When they weren't looking, I grabbed a Gestalta artist's dummy. It's a wooden doll with movable joints for the arms, legs, torso, and neck, so you can make it pose it lots of different ways. My sisters can't understand why I would want such a dummy, and were strongly suggesting I drop it. For such important things, you just have to stand your ground.

Thursday, March 3, 2005

Another Walk in the Clouds

Not satisfied with my trip up the skybridge of the Petronas Twin Towers, a colleague and I decided to give the Menara KL (KL Tower) a visit. It opens until 10pm, so we went there after work. The place is not that easy to find. It is visible from almost everywhere in the city, but to access it you have to walk along a narrow side road. Best option is to get off Rajah Chulan station. (If you look at the map, it is closer to Bukit Nanas, but trust me on this one.) When you get off the station, walk along Jalan Sultan Ismail, turn left at Jalan Ramlee, then right at Jalan Puncak. Just follow the winding path and you'll end up at the base of the Menara KL.

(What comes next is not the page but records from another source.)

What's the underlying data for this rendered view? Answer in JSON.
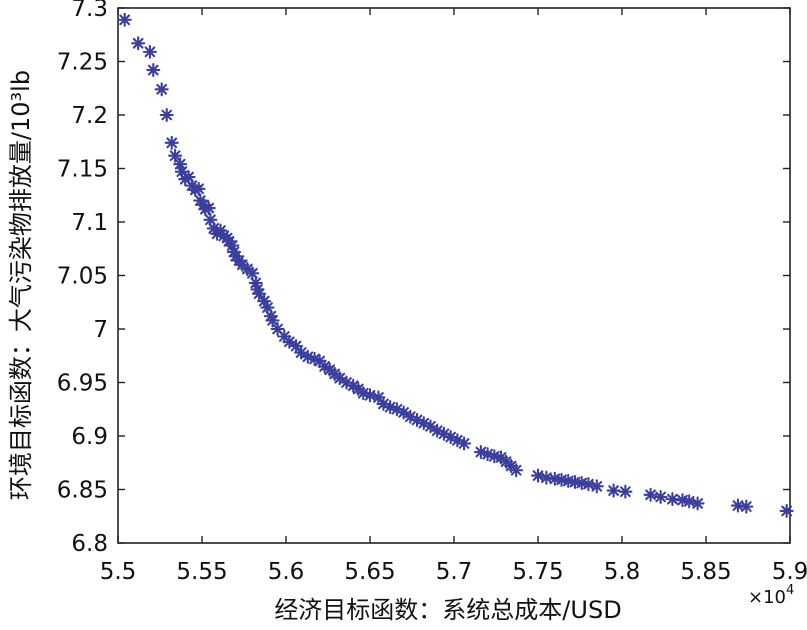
{
  "chart_data": {
    "type": "scatter",
    "xlabel": "经济目标函数：系统总成本/USD",
    "ylabel": "环境目标函数：大气污染物排放量/10³lb",
    "x_multiplier_base": "×10",
    "x_multiplier_exp": "4",
    "xlim": [
      5.5,
      5.9
    ],
    "ylim": [
      6.8,
      7.3
    ],
    "x_ticks": [
      "5.5",
      "5.55",
      "5.6",
      "5.65",
      "5.7",
      "5.75",
      "5.8",
      "5.85",
      "5.9"
    ],
    "y_ticks": [
      "6.8",
      "6.85",
      "6.9",
      "6.95",
      "7",
      "7.05",
      "7.1",
      "7.15",
      "7.2",
      "7.25",
      "7.3"
    ],
    "marker_color": "#3a3f9e",
    "marker": "asterisk",
    "grid": false,
    "points": [
      [
        5.504,
        7.289
      ],
      [
        5.512,
        7.267
      ],
      [
        5.519,
        7.259
      ],
      [
        5.521,
        7.242
      ],
      [
        5.526,
        7.224
      ],
      [
        5.529,
        7.2
      ],
      [
        5.532,
        7.174
      ],
      [
        5.534,
        7.162
      ],
      [
        5.537,
        7.154
      ],
      [
        5.538,
        7.147
      ],
      [
        5.54,
        7.14
      ],
      [
        5.542,
        7.142
      ],
      [
        5.544,
        7.134
      ],
      [
        5.546,
        7.13
      ],
      [
        5.548,
        7.131
      ],
      [
        5.549,
        7.12
      ],
      [
        5.551,
        7.116
      ],
      [
        5.552,
        7.112
      ],
      [
        5.554,
        7.113
      ],
      [
        5.555,
        7.102
      ],
      [
        5.557,
        7.094
      ],
      [
        5.559,
        7.089
      ],
      [
        5.561,
        7.092
      ],
      [
        5.563,
        7.087
      ],
      [
        5.565,
        7.085
      ],
      [
        5.566,
        7.082
      ],
      [
        5.568,
        7.078
      ],
      [
        5.569,
        7.072
      ],
      [
        5.57,
        7.068
      ],
      [
        5.572,
        7.064
      ],
      [
        5.574,
        7.06
      ],
      [
        5.577,
        7.056
      ],
      [
        5.58,
        7.052
      ],
      [
        5.582,
        7.043
      ],
      [
        5.583,
        7.037
      ],
      [
        5.584,
        7.033
      ],
      [
        5.587,
        7.026
      ],
      [
        5.589,
        7.02
      ],
      [
        5.591,
        7.012
      ],
      [
        5.592,
        7.008
      ],
      [
        5.595,
        7.0
      ],
      [
        5.599,
        6.993
      ],
      [
        5.602,
        6.988
      ],
      [
        5.606,
        6.984
      ],
      [
        5.609,
        6.978
      ],
      [
        5.613,
        6.974
      ],
      [
        5.617,
        6.972
      ],
      [
        5.62,
        6.97
      ],
      [
        5.623,
        6.965
      ],
      [
        5.626,
        6.962
      ],
      [
        5.629,
        6.958
      ],
      [
        5.632,
        6.954
      ],
      [
        5.636,
        6.95
      ],
      [
        5.64,
        6.947
      ],
      [
        5.643,
        6.944
      ],
      [
        5.646,
        6.94
      ],
      [
        5.65,
        6.938
      ],
      [
        5.655,
        6.936
      ],
      [
        5.658,
        6.93
      ],
      [
        5.662,
        6.927
      ],
      [
        5.666,
        6.925
      ],
      [
        5.67,
        6.922
      ],
      [
        5.674,
        6.918
      ],
      [
        5.678,
        6.915
      ],
      [
        5.682,
        6.912
      ],
      [
        5.686,
        6.909
      ],
      [
        5.69,
        6.905
      ],
      [
        5.694,
        6.902
      ],
      [
        5.698,
        6.899
      ],
      [
        5.702,
        6.896
      ],
      [
        5.706,
        6.893
      ],
      [
        5.716,
        6.885
      ],
      [
        5.72,
        6.883
      ],
      [
        5.724,
        6.881
      ],
      [
        5.728,
        6.88
      ],
      [
        5.731,
        6.876
      ],
      [
        5.734,
        6.872
      ],
      [
        5.737,
        6.868
      ],
      [
        5.75,
        6.863
      ],
      [
        5.755,
        6.861
      ],
      [
        5.76,
        6.86
      ],
      [
        5.764,
        6.859
      ],
      [
        5.768,
        6.858
      ],
      [
        5.772,
        6.857
      ],
      [
        5.776,
        6.856
      ],
      [
        5.78,
        6.855
      ],
      [
        5.785,
        6.853
      ],
      [
        5.795,
        6.849
      ],
      [
        5.802,
        6.848
      ],
      [
        5.817,
        6.845
      ],
      [
        5.823,
        6.843
      ],
      [
        5.83,
        6.841
      ],
      [
        5.836,
        6.84
      ],
      [
        5.84,
        6.839
      ],
      [
        5.845,
        6.837
      ],
      [
        5.869,
        6.835
      ],
      [
        5.874,
        6.834
      ],
      [
        5.898,
        6.83
      ]
    ]
  }
}
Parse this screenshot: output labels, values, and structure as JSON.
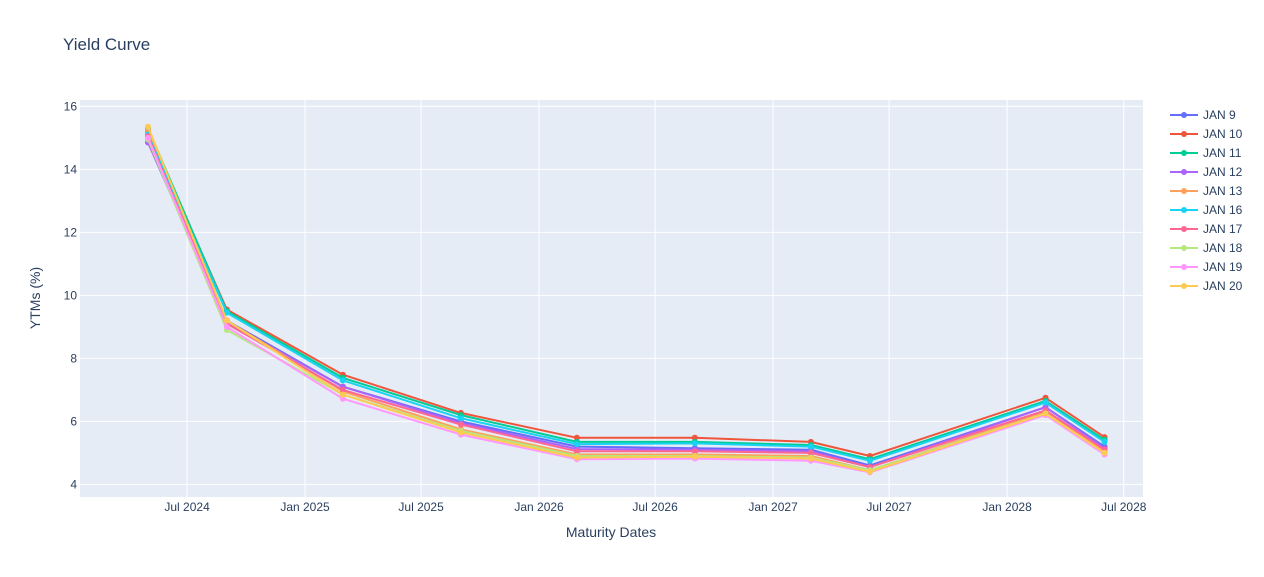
{
  "chart_data": {
    "type": "line",
    "title": "Yield Curve",
    "xlabel": "Maturity Dates",
    "ylabel": "YTMs (%)",
    "x": [
      "2024-05-01",
      "2024-09-01",
      "2025-03-01",
      "2025-09-01",
      "2026-03-01",
      "2026-09-01",
      "2027-03-01",
      "2027-06-01",
      "2028-03-01",
      "2028-06-01"
    ],
    "ylim": [
      3.6,
      16.2
    ],
    "xlim": [
      "2024-01-16",
      "2028-07-31"
    ],
    "yticks": [
      4,
      6,
      8,
      10,
      12,
      14,
      16
    ],
    "xticks": [
      {
        "date": "2024-07-01",
        "label": "Jul 2024"
      },
      {
        "date": "2025-01-01",
        "label": "Jan 2025"
      },
      {
        "date": "2025-07-01",
        "label": "Jul 2025"
      },
      {
        "date": "2026-01-01",
        "label": "Jan 2026"
      },
      {
        "date": "2026-07-01",
        "label": "Jul 2026"
      },
      {
        "date": "2027-01-01",
        "label": "Jan 2027"
      },
      {
        "date": "2027-07-01",
        "label": "Jul 2027"
      },
      {
        "date": "2028-01-01",
        "label": "Jan 2028"
      },
      {
        "date": "2028-07-01",
        "label": "Jul 2028"
      }
    ],
    "grid": true,
    "legend_position": "right",
    "series": [
      {
        "name": "JAN 9",
        "color": "#636efa",
        "values": [
          14.9,
          9.2,
          7.1,
          6.0,
          5.2,
          5.15,
          5.1,
          4.6,
          6.45,
          5.2
        ]
      },
      {
        "name": "JAN 10",
        "color": "#ef553b",
        "values": [
          15.2,
          9.55,
          7.48,
          6.27,
          5.48,
          5.48,
          5.35,
          4.9,
          6.75,
          5.5
        ]
      },
      {
        "name": "JAN 11",
        "color": "#00cc96",
        "values": [
          15.3,
          9.5,
          7.38,
          6.2,
          5.35,
          5.35,
          5.25,
          4.8,
          6.65,
          5.42
        ]
      },
      {
        "name": "JAN 12",
        "color": "#ab63fa",
        "values": [
          14.85,
          9.15,
          7.1,
          5.95,
          5.12,
          5.1,
          5.05,
          4.55,
          6.45,
          5.15
        ]
      },
      {
        "name": "JAN 13",
        "color": "#ffa15a",
        "values": [
          15.25,
          9.2,
          6.95,
          5.75,
          4.95,
          4.95,
          4.9,
          4.45,
          6.3,
          5.05
        ]
      },
      {
        "name": "JAN 16",
        "color": "#19d3f3",
        "values": [
          15.1,
          9.45,
          7.3,
          6.1,
          5.28,
          5.3,
          5.2,
          4.75,
          6.6,
          5.35
        ]
      },
      {
        "name": "JAN 17",
        "color": "#ff6692",
        "values": [
          15.05,
          9.1,
          7.0,
          5.9,
          5.05,
          5.05,
          5.0,
          4.55,
          6.35,
          5.1
        ]
      },
      {
        "name": "JAN 18",
        "color": "#b6e880",
        "values": [
          14.95,
          8.9,
          6.85,
          5.7,
          4.9,
          4.9,
          4.85,
          4.45,
          6.25,
          5.0
        ]
      },
      {
        "name": "JAN 19",
        "color": "#ff97ff",
        "values": [
          15.0,
          9.0,
          6.72,
          5.58,
          4.8,
          4.82,
          4.75,
          4.38,
          6.2,
          4.95
        ]
      },
      {
        "name": "JAN 20",
        "color": "#fecb52",
        "values": [
          15.35,
          9.2,
          6.85,
          5.65,
          4.85,
          4.88,
          4.82,
          4.4,
          6.25,
          5.0
        ]
      }
    ]
  }
}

Menara KL is the tallest structure in South-East Asia, the tallest single standing concrete structure in the world, 421 meters above the ground, 515 meters above sea level. Entrance fee to the observation deck is RM 15. When you get to the lobby area, look up and admire the glass ceiling arranged in the traditional Islamic form of the "Muqarnas". Artisans from Iran were specially called in to work on the domed ceiling. The design illustrates the seven layers of the sky with sun rays shining from the middle - representing the human journey for perfection in life.

The Tower Shaft has 22 levels, while the Tower Head has 6 levels. The entire Tower Head is clad in glass (double-glazed with gas infilled) arranged in the traditional Islamic form of the "muqarnas". First level is the observation platform, while the next features the revolving Restoran Berputar Seri Angkasa. There are four high-speed lifts gets you from the lobby to the observation deck 276 meters above in just 60 seconds. The entrance fee includes a multi-language audio tour of Kuala Lumpur's city skyline from 12 locations of the Observation Deck. No tour guide; you're given an mp3 player where you key in the location code to hear a description of that section of the skyline. There are also some fixed binoculars around.

The 360-degree view of the city at night is spectacular. I wasn't able to get sharp pictures because I don't have a tripod, and the glass reflects internal light. My colleague with his 120x zoom Handycam is having a field day.